Ahem, sorry. Once you read a lot of Film Crit Hulk, it’s hard to talk any other way for a while. Regardless of Film Crit Hulk’s stylistic choice to WRITE LIKE HULK ALL THE TIME, WHICH MAKES SENSE BECAUSE HE IS HULK, he is one of the best thinkers on storytelling that I’ve ever read.
I’ve been a fan of his blog and his posts on Badass Digest for a long time. There is simply no one writing about storytelling the way he does, in a way that both opens my eyes and resonates with my beliefs about storytelling. This post, for instance, on the importance of dramatizing characters, told through the lens if criticizing the recent Man of Steel, is a must-read if you’re interested in any kind of storytelling, even if you haven’t seen the movie and never plan to. (I have never seen the movie and never plan to. Superman is not my jam.)
His archive is a treasure trove of meditations on writing and film-making, and now he’s written a book: Screenwriting 101. Disregard the pedestrian title. The first 2/3s of this book are a meditation on the purposes and paths of storytelling. After a wonderful exegesis on why humans tell stories at all, he goes through traditional, often reductive, ways to look at storytelling, like the 3 act structure, or the hero’s journey. He talks about why they became prevalent, and why they are flawed ways to look at telling a story. One of his big points is that the ways we analyze stories as academics, breaking them down into component parts or repeatable beats, is not very helpful for learning how to build stories, because these maps mistake form for function. It is not important that the hero refuses the call, per se, it is important who the hero is and why he refuses the call, if he refuses the call.
The Hulk talks about viewing stories through a lens of character and theme, which is something that works very well for me. He talks about economy, doing the most with the least words or screen time, and the importance of empathetic characters. Every scene should dramatize character and theme, ever character should dramatize the theme and other characters, the theme should show us things about the characters…
And most importantly, he talks about the how: approaches to constructing (“breaking”) stories, to figure out their beats. His character trees are fairly standard, but the idea of looking at the arc of each relationship between two people, making each person represent a different way of looking at the theme, is something that I find very helpful.
I’ve often felt when wrestling with a novel that it’s like punching a pillow, or trying to put together (or take apart) a very complicated knot. Each piece connects to every other piece, and pulling one throws the whole thing off. Film Crit Hulk does not deny or try to minimize the difficulty and complexity of telling a story. Instead he outlines various tools for thinking about it, and then he talks about how knowing these things is good, but practice is more important, that the writing itself teaches you–something I’ve always believed.

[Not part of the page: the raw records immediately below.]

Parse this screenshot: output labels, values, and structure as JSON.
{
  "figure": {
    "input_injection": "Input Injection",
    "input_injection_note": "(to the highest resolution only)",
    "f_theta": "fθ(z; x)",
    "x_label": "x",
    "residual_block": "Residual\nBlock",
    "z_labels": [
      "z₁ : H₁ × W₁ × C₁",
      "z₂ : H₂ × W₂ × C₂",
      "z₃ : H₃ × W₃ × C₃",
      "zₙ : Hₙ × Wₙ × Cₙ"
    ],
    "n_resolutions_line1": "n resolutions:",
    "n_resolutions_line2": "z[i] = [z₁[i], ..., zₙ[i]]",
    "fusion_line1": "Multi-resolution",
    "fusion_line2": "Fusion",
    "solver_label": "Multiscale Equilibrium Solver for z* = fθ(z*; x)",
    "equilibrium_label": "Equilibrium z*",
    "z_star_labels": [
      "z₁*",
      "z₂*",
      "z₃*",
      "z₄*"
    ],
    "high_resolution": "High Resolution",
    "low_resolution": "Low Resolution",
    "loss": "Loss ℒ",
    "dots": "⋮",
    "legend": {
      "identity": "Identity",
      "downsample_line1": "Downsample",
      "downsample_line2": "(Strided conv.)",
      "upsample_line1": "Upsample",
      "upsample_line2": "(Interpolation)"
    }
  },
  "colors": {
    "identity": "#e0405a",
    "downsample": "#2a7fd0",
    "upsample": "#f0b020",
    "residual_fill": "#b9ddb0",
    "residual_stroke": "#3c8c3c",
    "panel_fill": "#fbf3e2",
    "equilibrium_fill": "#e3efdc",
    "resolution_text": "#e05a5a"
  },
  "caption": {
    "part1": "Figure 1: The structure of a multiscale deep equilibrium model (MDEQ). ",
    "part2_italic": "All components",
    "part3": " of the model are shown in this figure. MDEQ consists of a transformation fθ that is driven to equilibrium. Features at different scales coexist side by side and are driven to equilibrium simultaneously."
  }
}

Looking too much at theme can sound like it leads to preachy stories, but I would argue that it actually makes a story feel more cohesive. The challenges that a character needs to go through to grow should reflect the theme of the story, and so, in a well constructed story, every scene will dramatize both character and theme. I’m breaking down a story right now where the theme is the importance of finding one’s own moral compass, and of the danger of all-or-nothing moral thinking. A theme like that can lend itself to an infinity of events and choices to dramatize it, so grounding it in a particular set of characters, time and place (in this case 12th century Europe, involving the key players in the church controversies of the time), narrows in the set of possible choices.
I have a love-hate relationship with writing manuals. Often they feel too prescriptive, or they make the endeavor seem easy, which it is not. Even to write a trite, flat novel takes a lot of time and work. Film Crit Hulk’s book acknowledges the difficulty, and explores the ways that we can think about stories not to make them easier, but to get deeper into them, to understand how they work.
Film Crit Hulk always comes back to our human reasons for needing stories, and that resonates with me. Many of the books I read at NYU this past semester with Zadie Smith were writers wrestling with the question of whether it’s even moral to tell other people’s stories. Nabokov in Pnin, and David Foster Wallace in everything he wrote. Richard Yates, in Easter Parade. Those books are interesting to me, but not for that question, but because they also wrestle with the question of how to tell stories morally, not just if. Film Crit Hulk has done his wrestling with that (HE VERY STRONG) and come up with some helpful ideas and ways of thinking about story, and he writes about them in a funny and passionate way.